This recipe is different and interesting to try. Full detailed recipe here > Stuffed Butternut Squash recipe
Ingredients: You will need 2 small butternut squashes, 1 cup of rinsed quinoa, and 2 cups of vegetable broth to cook the quinoa. The savory filling includes 1 cup of chopped mushrooms, 1 small onion, 2 cloves of minced garlic, and 1 tbsp of olive oil. Season with salt and pepper, and optionally top with ½ cup of shredded cheese and a garnish of ¼ cup of fresh parsley.
- Instructions:
- Preheat the oven to 400∘F (200∘C).
- Roast the Squash: Halve the squashes, scoop out the seeds, brush with olive oil, season, and roast cut-side-up for 35–40 minutes until tender.
- Cook the Quinoa: Boil the vegetable broth, add the rinsed quinoa, cover, and simmer for 15 minutes until the liquid is absorbed. Fluff with a fork.

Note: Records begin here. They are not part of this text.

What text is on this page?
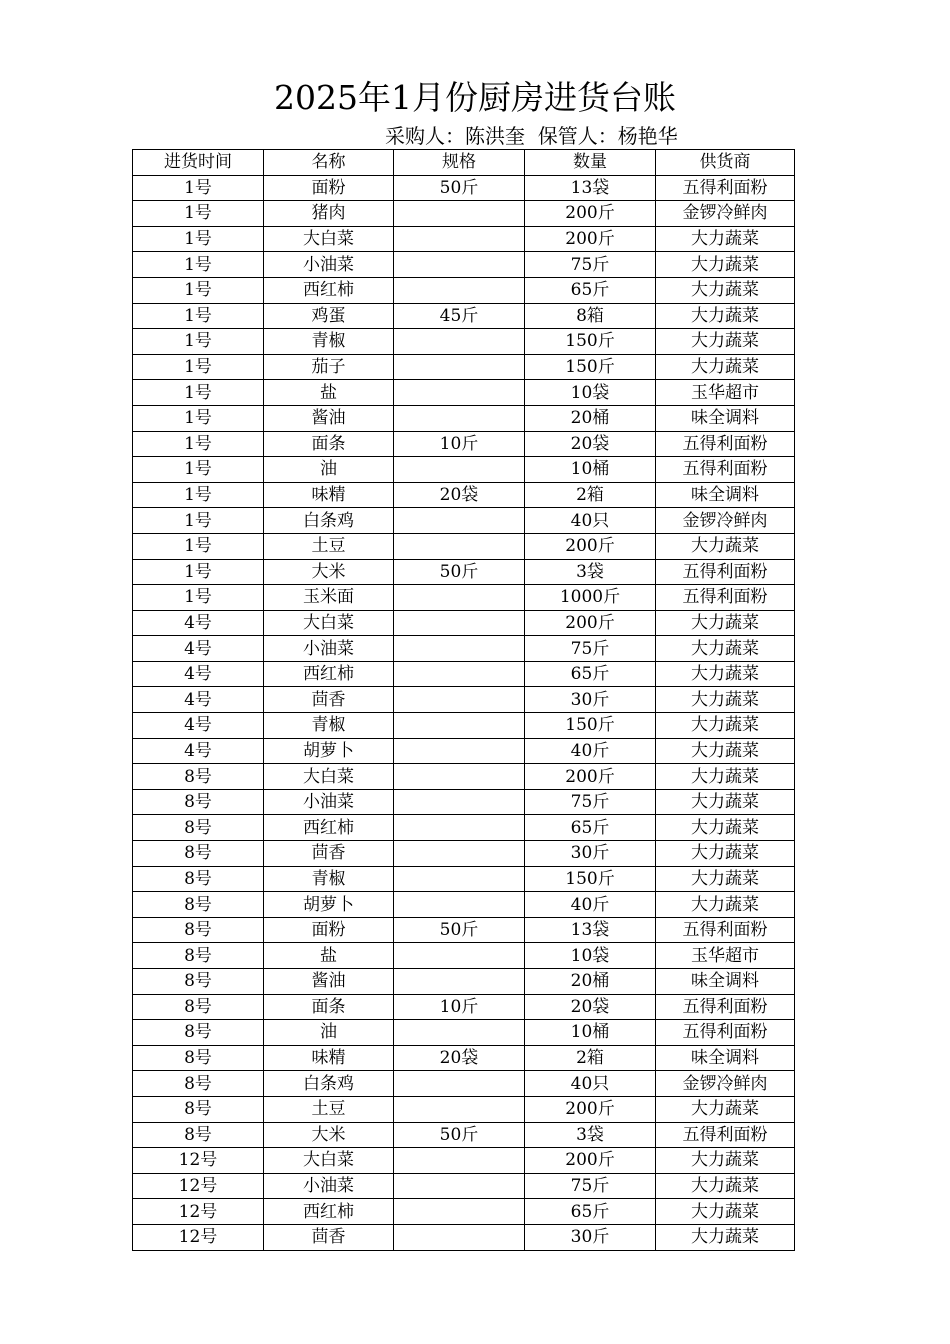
2025年1月份厨房进货台账
采购人：陈洪奎  保管人：杨艳华
进货时间	名称	规格	数量	供货商
1号	面粉	50斤	13袋	五得利面粉
1号	猪肉		200斤	金锣冷鲜肉
1号	大白菜		200斤	大力蔬菜
1号	小油菜		75斤	大力蔬菜
1号	西红柿		65斤	大力蔬菜
1号	鸡蛋	45斤	8箱	大力蔬菜
1号	青椒		150斤	大力蔬菜
1号	茄子		150斤	大力蔬菜
1号	盐		10袋	玉华超市
1号	酱油		20桶	味全调料
1号	面条	10斤	20袋	五得利面粉
1号	油		10桶	五得利面粉
1号	味精	20袋	2箱	味全调料
1号	白条鸡		40只	金锣冷鲜肉
1号	土豆		200斤	大力蔬菜
1号	大米	50斤	3袋	五得利面粉
1号	玉米面		1000斤	五得利面粉
4号	大白菜		200斤	大力蔬菜
4号	小油菜		75斤	大力蔬菜
4号	西红柿		65斤	大力蔬菜
4号	茴香		30斤	大力蔬菜
4号	青椒		150斤	大力蔬菜
4号	胡萝卜		40斤	大力蔬菜
8号	大白菜		200斤	大力蔬菜
8号	小油菜		75斤	大力蔬菜
8号	西红柿		65斤	大力蔬菜
8号	茴香		30斤	大力蔬菜
8号	青椒		150斤	大力蔬菜
8号	胡萝卜		40斤	大力蔬菜
8号	面粉	50斤	13袋	五得利面粉
8号	盐		10袋	玉华超市
8号	酱油		20桶	味全调料
8号	面条	10斤	20袋	五得利面粉
8号	油		10桶	五得利面粉
8号	味精	20袋	2箱	味全调料
8号	白条鸡		40只	金锣冷鲜肉
8号	土豆		200斤	大力蔬菜
8号	大米	50斤	3袋	五得利面粉
12号	大白菜		200斤	大力蔬菜
12号	小油菜		75斤	大力蔬菜
12号	西红柿		65斤	大力蔬菜
12号	茴香		30斤	大力蔬菜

- Prepare the Filling: Sauté the onion, garlic, and mushrooms in olive oil until tender. Stir in the cooked quinoa and season with salt and pepper.
- Stuff and Finish: Spoon the filling evenly into the roasted squash halves. If using, sprinkle with cheese and bake for an additional 5 minutes until melted.
- Garnish with fresh parsley and serve warm.
by cookerdoer
2 Comments
Looks pretty. Question though, I’ve never toasted my squash cut side up, if expect to get a better maillard reaction having the flesh in contact with the oil on the parchment. Is this so it’s easy to see when it’s done?
Gonna make this once it gets cool here. Thanks for sharing!